Wednesday, October 24, 2012

Walking in somone else's shoes...sort of

Here are some interesting stats. According to the CDC in the US:
  • 10.9% of women ages 15-44 suffer from infertility of some sort
  • 6% of women ages 15-44 are infertile
  • 11% of couples who already have a child go on to experience secondary infertility
  • Women under 35 have about a 15% chance of having a miscarriage 
Chances are you probably know someone who has experienced a miscarriage or who has suffered with infertility of some degree. I used to think that I was a pretty sympathetic person when it came to interacting with people who were experiencing or had experienced infertility or miscarriages. There are many women that I personally know and love that have had to struggle with this trial, or who have had to struggle with it for many hard years. It can be kind of a touchy subject. With most things in life, if you want them bad enough, you can set a goal and make them happen. Having a child is not like that. Sure there are medications like Clomid or pricey treatments like In Vitro that can be tried, but success is not guaranteed. For other women, the struggle is not so much getting pregnant as it is staying pregnant. Sometimes it requires taking shots daily, daily medications, and bed rest. Yet still, after doing all these things, they still end up losing their baby, their dream. Some women never marry or marry later in life and never experience the opportunity to become a mother. Sadly, while these women are often dealing with these struggles in silence, there are many women in the world who are consciously choosing to abort their pregnancies or who choose not to love, nurture, and care for their children as they should.

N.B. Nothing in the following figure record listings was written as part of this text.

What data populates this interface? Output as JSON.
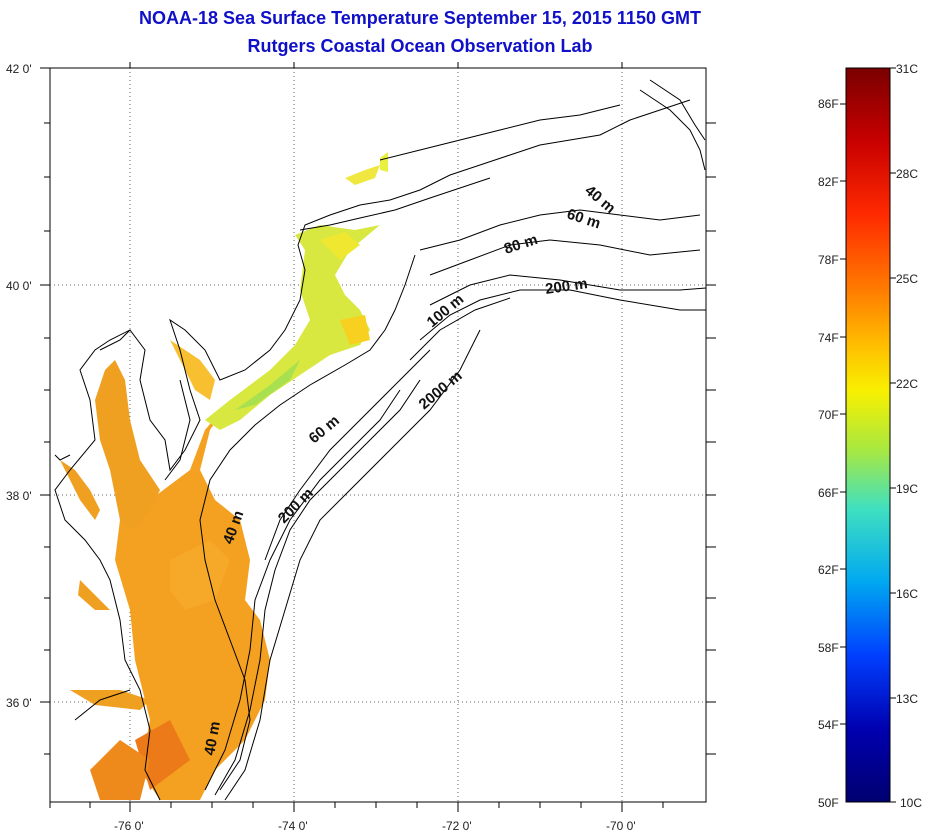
{
  "header": {
    "title": "NOAA-18 Sea Surface Temperature September 15, 2015 1150 GMT",
    "subtitle": "Rutgers Coastal Ocean Observation Lab"
  },
  "map": {
    "lat_labels": [
      "42 0'",
      "40 0'",
      "38 0'",
      "36 0'"
    ],
    "lon_labels": [
      "-76 0'",
      "-74 0'",
      "-72 0'",
      "-70 0'"
    ],
    "depth_contour_labels": [
      {
        "text": "40 m",
        "rotate": 40
      },
      {
        "text": "60 m",
        "rotate": 18
      },
      {
        "text": "80 m",
        "rotate": -18
      },
      {
        "text": "200 m",
        "rotate": -8
      },
      {
        "text": "100 m",
        "rotate": -40
      },
      {
        "text": "2000 m",
        "rotate": -40
      },
      {
        "text": "60 m",
        "rotate": -40
      },
      {
        "text": "200 m",
        "rotate": -45
      },
      {
        "text": "40 m",
        "rotate": -70
      },
      {
        "text": "40 m",
        "rotate": -80
      }
    ]
  },
  "colorbar": {
    "left_labels": [
      "86F",
      "82F",
      "78F",
      "74F",
      "70F",
      "66F",
      "62F",
      "58F",
      "54F",
      "50F"
    ],
    "right_labels": [
      "31C",
      "28C",
      "25C",
      "22C",
      "19C",
      "16C",
      "13C",
      "10C"
    ],
    "colors": [
      "#7a0000",
      "#c80000",
      "#ff2a00",
      "#ff7a00",
      "#ffc000",
      "#f8f000",
      "#a8e840",
      "#40e0c0",
      "#00a8f0",
      "#0040ff",
      "#0000b0",
      "#000070"
    ]
  }
}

For me, my first two pregnancies happened rather quickly.  However, this year when we decided to try for a third child things did not go as well as my previous two experiences. The initial getting pregnant happened fairly quickly. I found out that I was pregnant this past March. Our baby #3 would be due next month, in November. Since I've had spring and summer babies I was excited to have a child born in the fall. I think that once you get that positive test there is no way to not get attached. You start thinking, "Hmmm.. I wonder if it will be a boy or girl?", "If it is another boy what will we name him?", "I wonder who the baby will look like?"- you get my point. I even made sure to be prepared. Knowing that I get miserably sick during pregnancy, I stocked up our freezer with freezer meals in preparation. All of the excitement came crashing down the day that I felt the horrible cramps followed by the blood. The moment I saw it I knew what it meant. The tears started falling instantaneously and when I called Isaac to tell him what was happening he could barely understand me through the sobs.

I was eventually able to hold myself together and while I was still disappointed, I figured I was handling things pretty well. I just figured that with any luck we'd be pregnant the following month. The sooner the better! That would be the best possible scenario. But, when the next month came, there was no exciting news and that soon became a pattern.

I'm not sure how many pregnancy tests I blew through. Then the time came that all of the meals in the freezer had to be eaten because I didn't want them to spoil. The hardest part of all for me was the pregnancy announcements.

Oh the pregnancy announcements! Especially the ones that were as far along or close to where I would have been. I'm not going to lie, it hurt! Now PLEASE don't get me wrong, having a baby is a wonderful thing and a very special time in a person's life. It was not so much that I wasn't happy for everyone else, it just made me sad that I didn't have any exciting news to share as well. Soon it felt like everywhere that I turned there was pregnancy. So many pregnancy announcements, growing bellies, comments, gender reveals, baby showers, you name it. It suddenly seemed to be everywhere!

I know it sounds silly, but I honestly began to question if I would ever be able to have children again. What if I did get pregnant again but had another miscarriage? What then? It seemed like my life was being controlled by trying to get pregnant. It became standard when taking a pregnancy test to not expect anything but to hold on to a little hope that maybe just maybe things would be different that month.

I'm sure you've figured out where I am going with all of this given the title of my blog. After trying a total of 8 months I was completely caught off guard to see a positive. I could hardly believe it! I am due May 7, two days before Dylan's birthday. Dylan and Owen were both late and there's no chance of being induced for me, so things could definitely get interesting in May!

Honestly, sharing the news of being pregnant isn't something that I really look forward to. In fact I pretty much dread it. There are several women that I know as well as some that I know but may be unaware of their struggles that this news may sting. For those women, I wish that I could let them know in some way how truly sorry I am to cause them any pain. The words it's not fair have never rang more true. I know that my experience doesn't really compare and come close to the same magnitude of the struggles other women are dealing with. But in my own small way I was able to get just a glimpse.